Sungkono menuturkan, dampak bencana tidak hanya dirasakan oleh perajin tas dan sepatu. Berbagai usaha pendukung seperti warung makan, toko bahan baku hingga sektor jasa juga ikut terdampak.

"Dulu kendaraan parkir penuh, warung-warung laris. Sekarang sangat sepi. Kadang hanya ada satu atau dua kendaraan yang datang. Aktivitas usaha tinggal sisa-sisanya saja," ungkapnya.

Kondisi tersebut memaksa banyak perajin beralih profesi atau mencari pekerjaan di luar daerah demi memenuhi kebutuhan hidup. Padahal sebelumnya industri kerajinan Tanggulangin mampu menyerap banyak tenaga kerja dari lingkungan sekitar.

"Dulu satu usaha bisa melibatkan seluruh anggota keluarga dan mempekerjakan warga sekitar.
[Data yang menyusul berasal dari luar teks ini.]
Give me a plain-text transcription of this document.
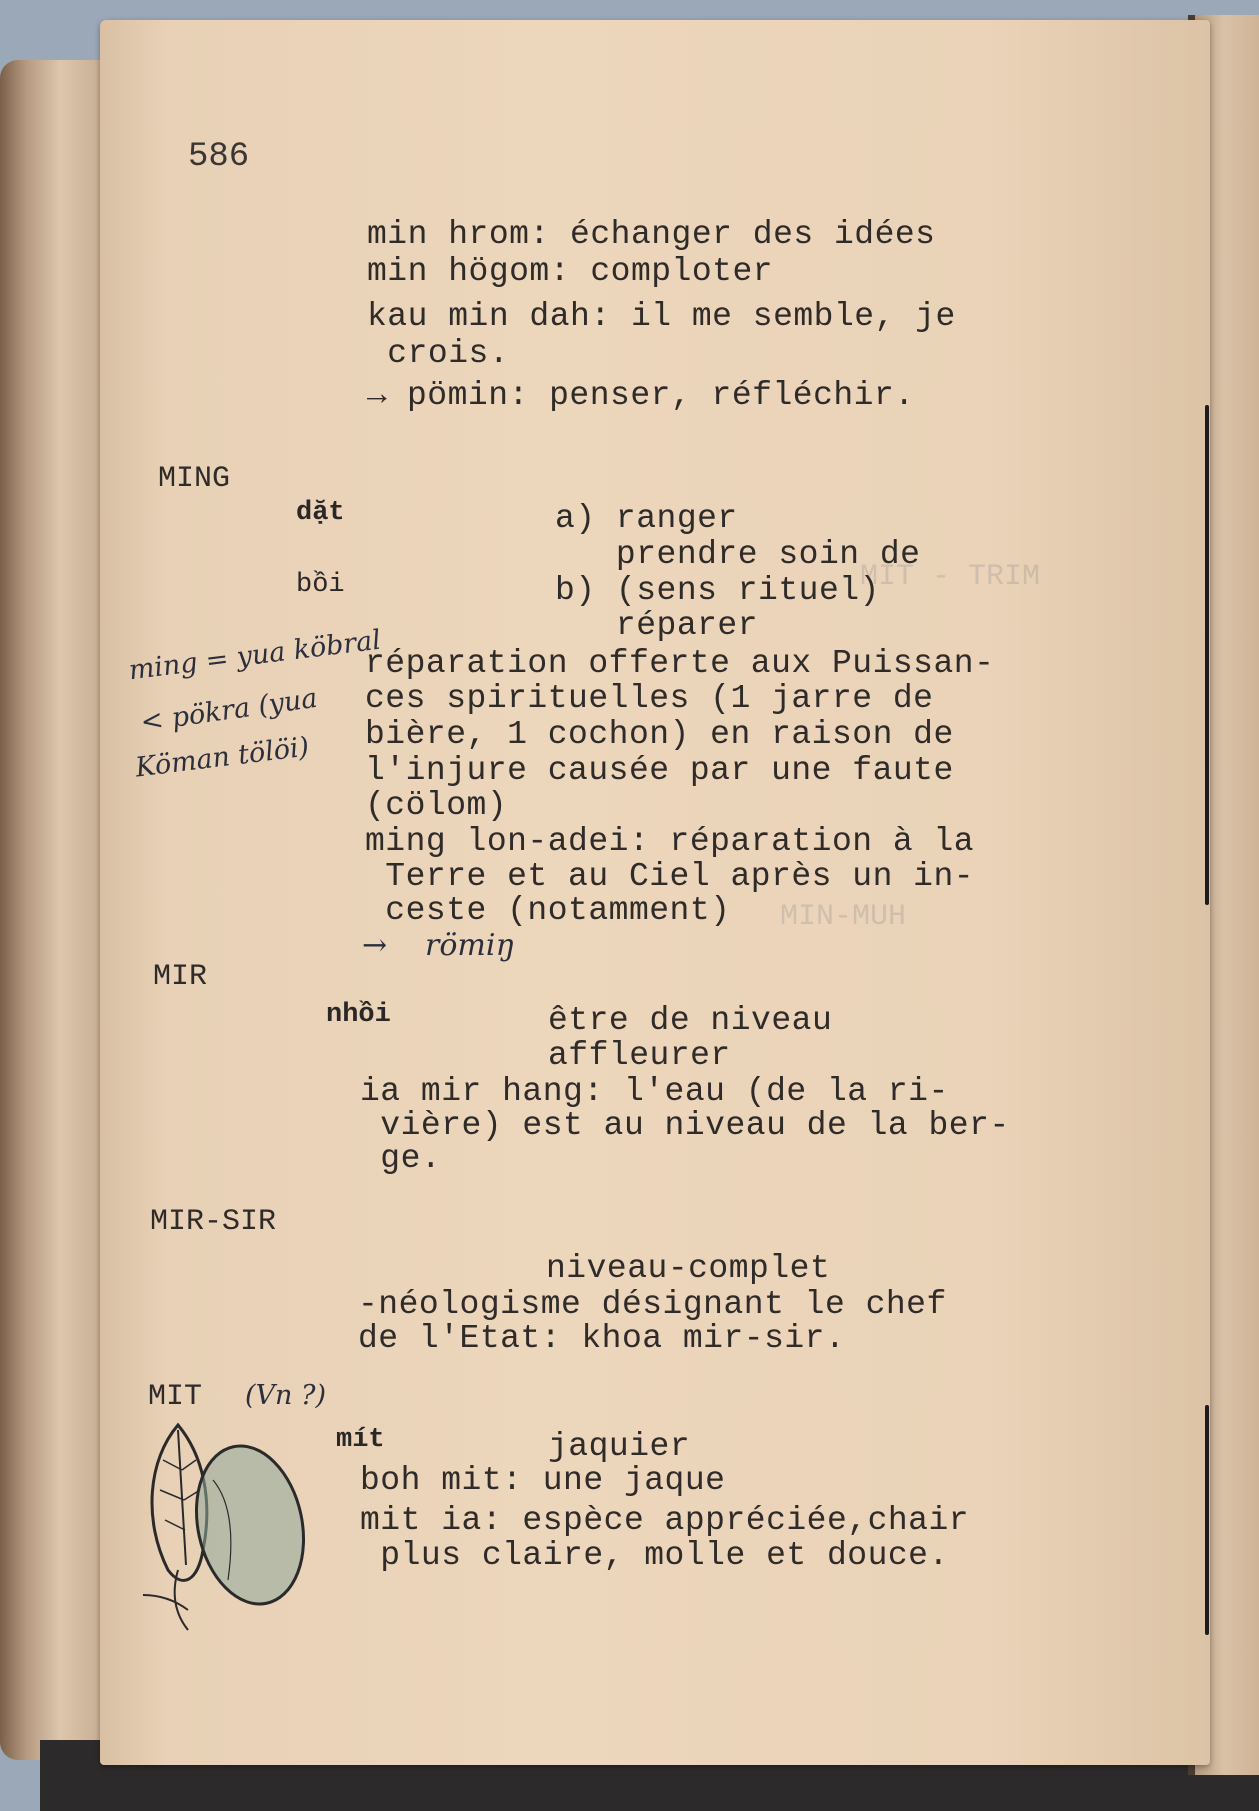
MIT - TRIM
MIN-MUH
586
min hrom: échanger des idées
min högom: comploter
kau min dah: il me semble, je
crois.
→ pömin: penser, réfléchir.
MING
dặt
bồi
a) ranger
prendre soin de
b) (sens rituel)
réparer
réparation offerte aux Puissan-
ces spirituelles (1 jarre de
bière, 1 cochon) en raison de
l'injure causée par une faute
(cölom)
ming lon-adei: réparation à la
Terre et au Ciel après un in-
ceste (notamment)
ming = yua köbral
< pökra (yua
Köman tölöi)
→ römiŋ
MIR
nhồi	être de niveau
affleurer
ia mir hang: l'eau (de la ri-
vière) est au niveau de la ber-
ge.
MIR-SIR
niveau-complet
-néologisme désignant le chef
de l'Etat: khoa mir-sir.
MIT (Vn ?)
mít	jaquier
boh mit: une jaque
mit ia: espèce appréciée,chair
plus claire, molle et douce.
Sekarang banyak yang terpaksa kerja apa saja demi bertahan hidup," katanya.

Meski begitu, sebagian perajin yang masih bertahan mencoba beradaptasi dengan memanfaatkan pemasaran digital dan penjualan secara online. Langkah itu dilakukan untuk memperluas pasar setelah kunjungan pembeli ke sentra kerajinan terus menurun.

Namun, Sungkono menilai upaya tersebut belum cukup untuk mengembalikan kondisi ekonomi seperti sebelum bencana. Ia menyebut hingga kini belum ada program khusus yang benar-benar mampu mendorong kebangkitan sektor usaha kecil di kawasan terdampak semburan lumpur.
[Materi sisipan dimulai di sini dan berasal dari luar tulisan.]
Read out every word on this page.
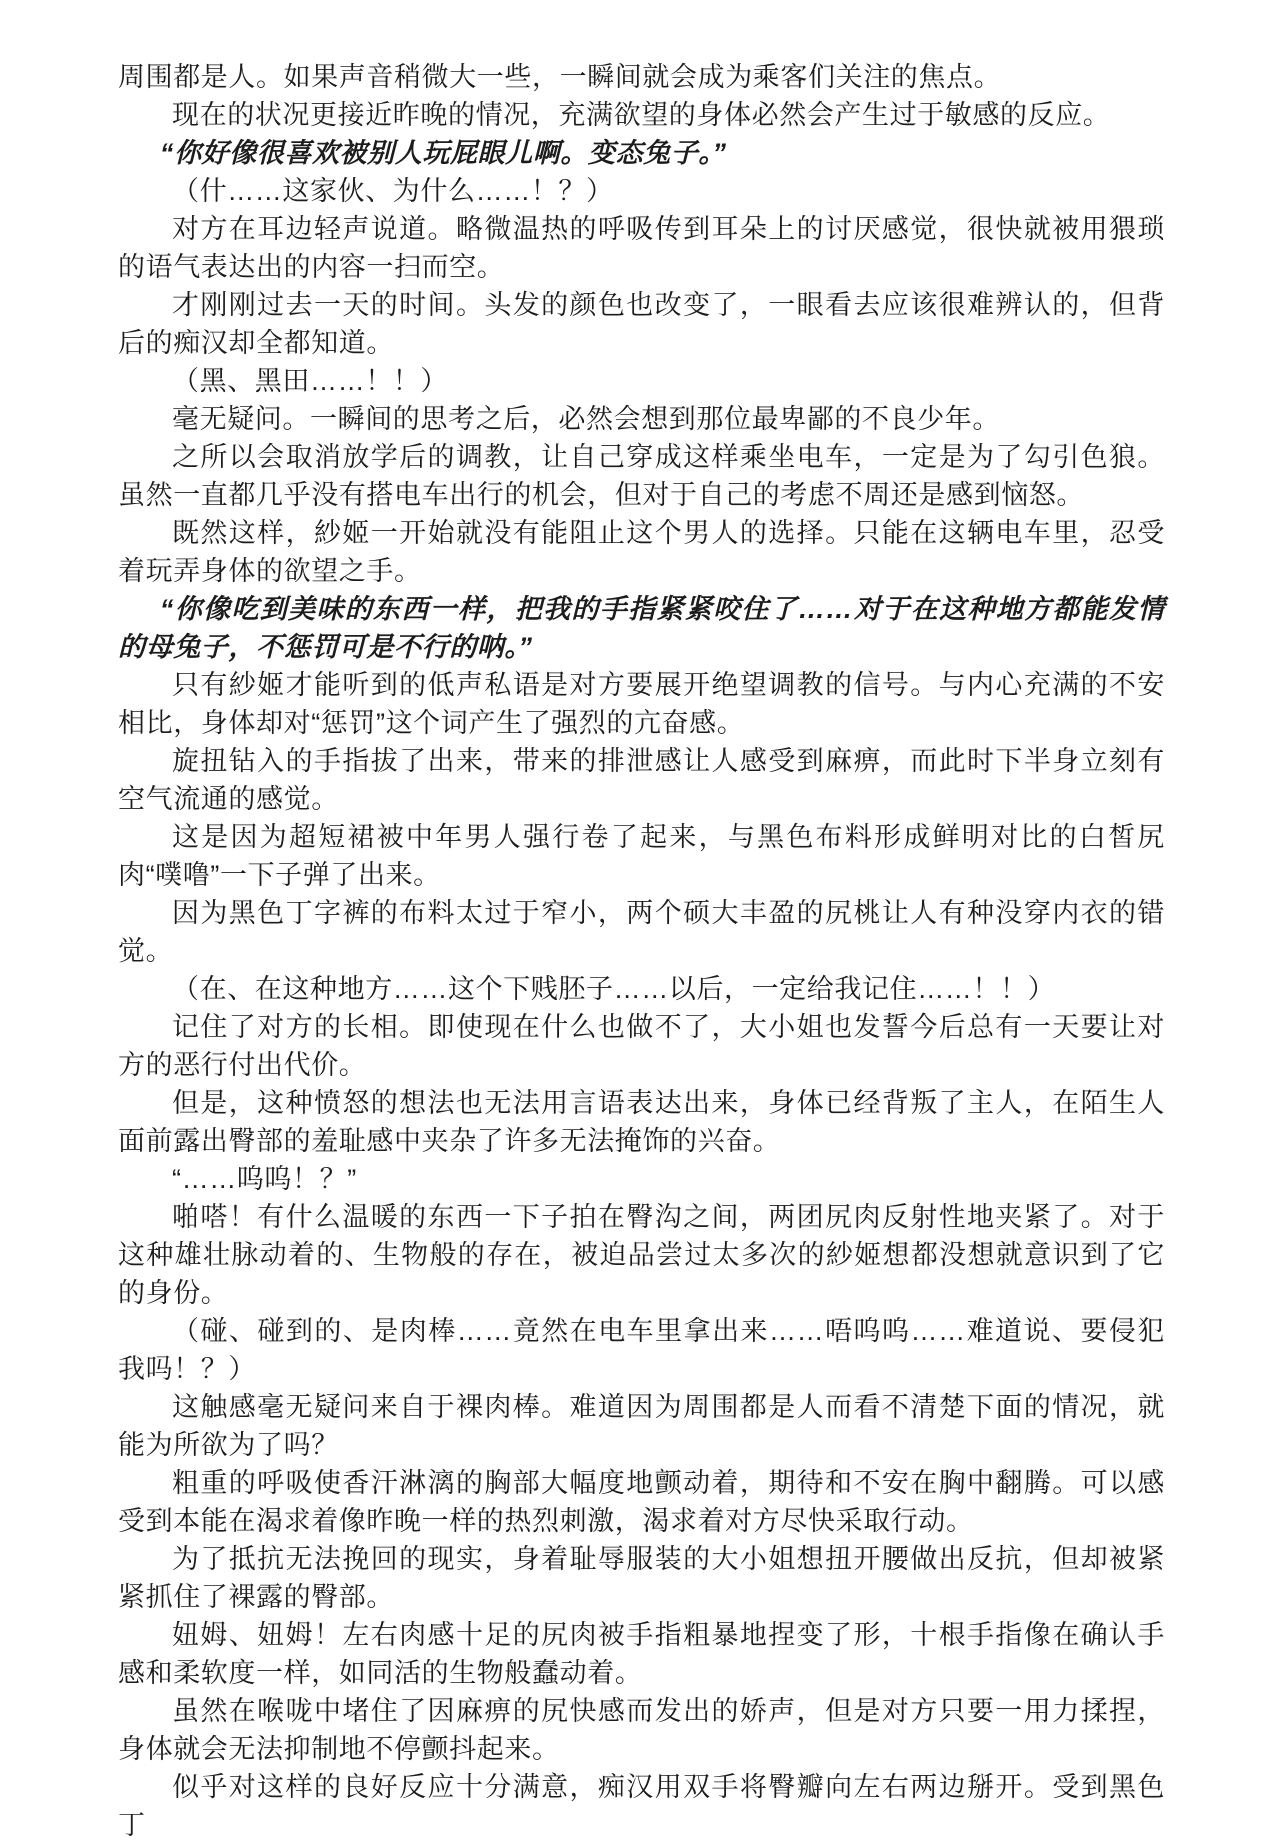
周围都是人。如果声音稍微大一些，一瞬间就会成为乘客们关注的焦点。

现在的状况更接近昨晚的情况，充满欲望的身体必然会产生过于敏感的反应。

“你好像很喜欢被别人玩屁眼儿啊。变态兔子。”

（什……这家伙、为什么……！？）

对方在耳边轻声说道。略微温热的呼吸传到耳朵上的讨厌感觉，很快就被用猥琐的语气表达出的内容一扫而空。

才刚刚过去一天的时间。头发的颜色也改变了，一眼看去应该很难辨认的，但背后的痴汉却全都知道。

（黑、黑田……！！）

毫无疑问。一瞬间的思考之后，必然会想到那位最卑鄙的不良少年。

之所以会取消放学后的调教，让自己穿成这样乘坐电车，一定是为了勾引色狼。虽然一直都几乎没有搭电车出行的机会，但对于自己的考虑不周还是感到恼怒。

既然这样，紗姬一开始就没有能阻止这个男人的选择。只能在这辆电车里，忍受着玩弄身体的欲望之手。

“你像吃到美味的东西一样，把我的手指紧紧咬住了……对于在这种地方都能发情的母兔子，不惩罚可是不行的呐。”

只有紗姬才能听到的低声私语是对方要展开绝望调教的信号。与内心充满的不安相比，身体却对“惩罚”这个词产生了强烈的亢奋感。

旋扭钻入的手指拔了出来，带来的排泄感让人感受到麻痹，而此时下半身立刻有空气流通的感觉。

这是因为超短裙被中年男人强行卷了起来，与黑色布料形成鲜明对比的白皙尻肉“噗噜”一下子弹了出来。

因为黑色丁字裤的布料太过于窄小，两个硕大丰盈的尻桃让人有种没穿内衣的错觉。

（在、在这种地方……这个下贱胚子……以后，一定给我记住……！！）

记住了对方的长相。即使现在什么也做不了，大小姐也发誓今后总有一天要让对方的恶行付出代价。

但是，这种愤怒的想法也无法用言语表达出来，身体已经背叛了主人，在陌生人面前露出臀部的羞耻感中夹杂了许多无法掩饰的兴奋。

“……呜呜！？”

啪嗒！有什么温暖的东西一下子拍在臀沟之间，两团尻肉反射性地夹紧了。对于这种雄壮脉动着的、生物般的存在，被迫品尝过太多次的紗姬想都没想就意识到了它的身份。

（碰、碰到的、是肉棒……竟然在电车里拿出来……唔呜呜……难道说、要侵犯我吗！？）

这触感毫无疑问来自于裸肉棒。难道因为周围都是人而看不清楚下面的情况，就能为所欲为了吗？

粗重的呼吸使香汗淋漓的胸部大幅度地颤动着，期待和不安在胸中翻腾。可以感受到本能在渴求着像昨晚一样的热烈刺激，渴求着对方尽快采取行动。

为了抵抗无法挽回的现实，身着耻辱服装的大小姐想扭开腰做出反抗，但却被紧紧抓住了裸露的臀部。

妞姆、妞姆！左右肉感十足的尻肉被手指粗暴地捏变了形，十根手指像在确认手感和柔软度一样，如同活的生物般蠢动着。

虽然在喉咙中堵住了因麻痹的尻快感而发出的娇声，但是对方只要一用力揉捏，身体就会无法抑制地不停颤抖起来。

似乎对这样的良好反应十分满意，痴汉用双手将臀瓣向左右两边掰开。受到黑色丁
"Seharusnya ada program pembiayaan atau kredit usaha khusus untuk membantu pemulihan. Tanpa dukungan seperti itu, sangat sulit bagi pengusaha kecil untuk bangkit sendiri," ujarnya.

Selain persoalan ekonomi, Sungkono juga menyoroti belum tuntasnya penyelesaian berbagai persoalan yang masih dihadapi korban dampak lumpur Lapindo, termasuk para pengusaha yang mengalami kerugian ekonomi meski wilayah usahanya tidak terendam lumpur secara langsung.
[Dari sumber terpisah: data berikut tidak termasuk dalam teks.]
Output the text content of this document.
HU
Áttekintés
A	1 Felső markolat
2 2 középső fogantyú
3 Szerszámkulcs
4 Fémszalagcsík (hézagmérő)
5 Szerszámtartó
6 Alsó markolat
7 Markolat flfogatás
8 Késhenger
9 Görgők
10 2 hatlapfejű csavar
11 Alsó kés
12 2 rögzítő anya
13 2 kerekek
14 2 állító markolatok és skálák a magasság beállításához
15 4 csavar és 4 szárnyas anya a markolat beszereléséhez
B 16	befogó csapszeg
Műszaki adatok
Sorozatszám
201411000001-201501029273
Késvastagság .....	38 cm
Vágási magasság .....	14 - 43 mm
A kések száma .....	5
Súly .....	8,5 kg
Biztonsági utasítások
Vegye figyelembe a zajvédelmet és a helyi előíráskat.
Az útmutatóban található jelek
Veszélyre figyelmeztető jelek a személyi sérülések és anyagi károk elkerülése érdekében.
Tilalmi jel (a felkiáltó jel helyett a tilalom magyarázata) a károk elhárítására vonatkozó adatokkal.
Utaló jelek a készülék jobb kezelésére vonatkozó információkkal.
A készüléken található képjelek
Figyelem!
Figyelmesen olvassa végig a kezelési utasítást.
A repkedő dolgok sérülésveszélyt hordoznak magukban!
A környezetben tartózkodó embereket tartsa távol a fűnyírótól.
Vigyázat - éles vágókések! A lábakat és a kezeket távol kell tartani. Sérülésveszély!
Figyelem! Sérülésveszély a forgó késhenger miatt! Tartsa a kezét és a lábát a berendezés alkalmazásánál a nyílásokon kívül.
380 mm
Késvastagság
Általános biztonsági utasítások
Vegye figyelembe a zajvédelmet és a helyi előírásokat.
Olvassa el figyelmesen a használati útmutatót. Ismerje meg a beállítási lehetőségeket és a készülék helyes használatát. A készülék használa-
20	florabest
"Hingga sekarang kami merasa belum ada perhatian yang serius. Sudah 20 tahun berlalu, tapi masalah ini belum benar-benar selesai. Pemerintah tidak boleh menganggap persoalan Lapindo sudah beres," tegasnya.

Ia berharap pemerintah pusat maupun daerah hadir dengan program pemulihan yang nyata agar sentra kerajinan Tanggulangin kembali bergeliat dan mampu menciptakan lapangan pekerjaan seperti masa sebelum bencana.

"Kami hanya ingin keadilan dan kepastian. Negara harus hadir membantu pemulihan ekonomi masyarakat yang selama puluhan tahun terdampak akibat bencana ini," pungkasnya.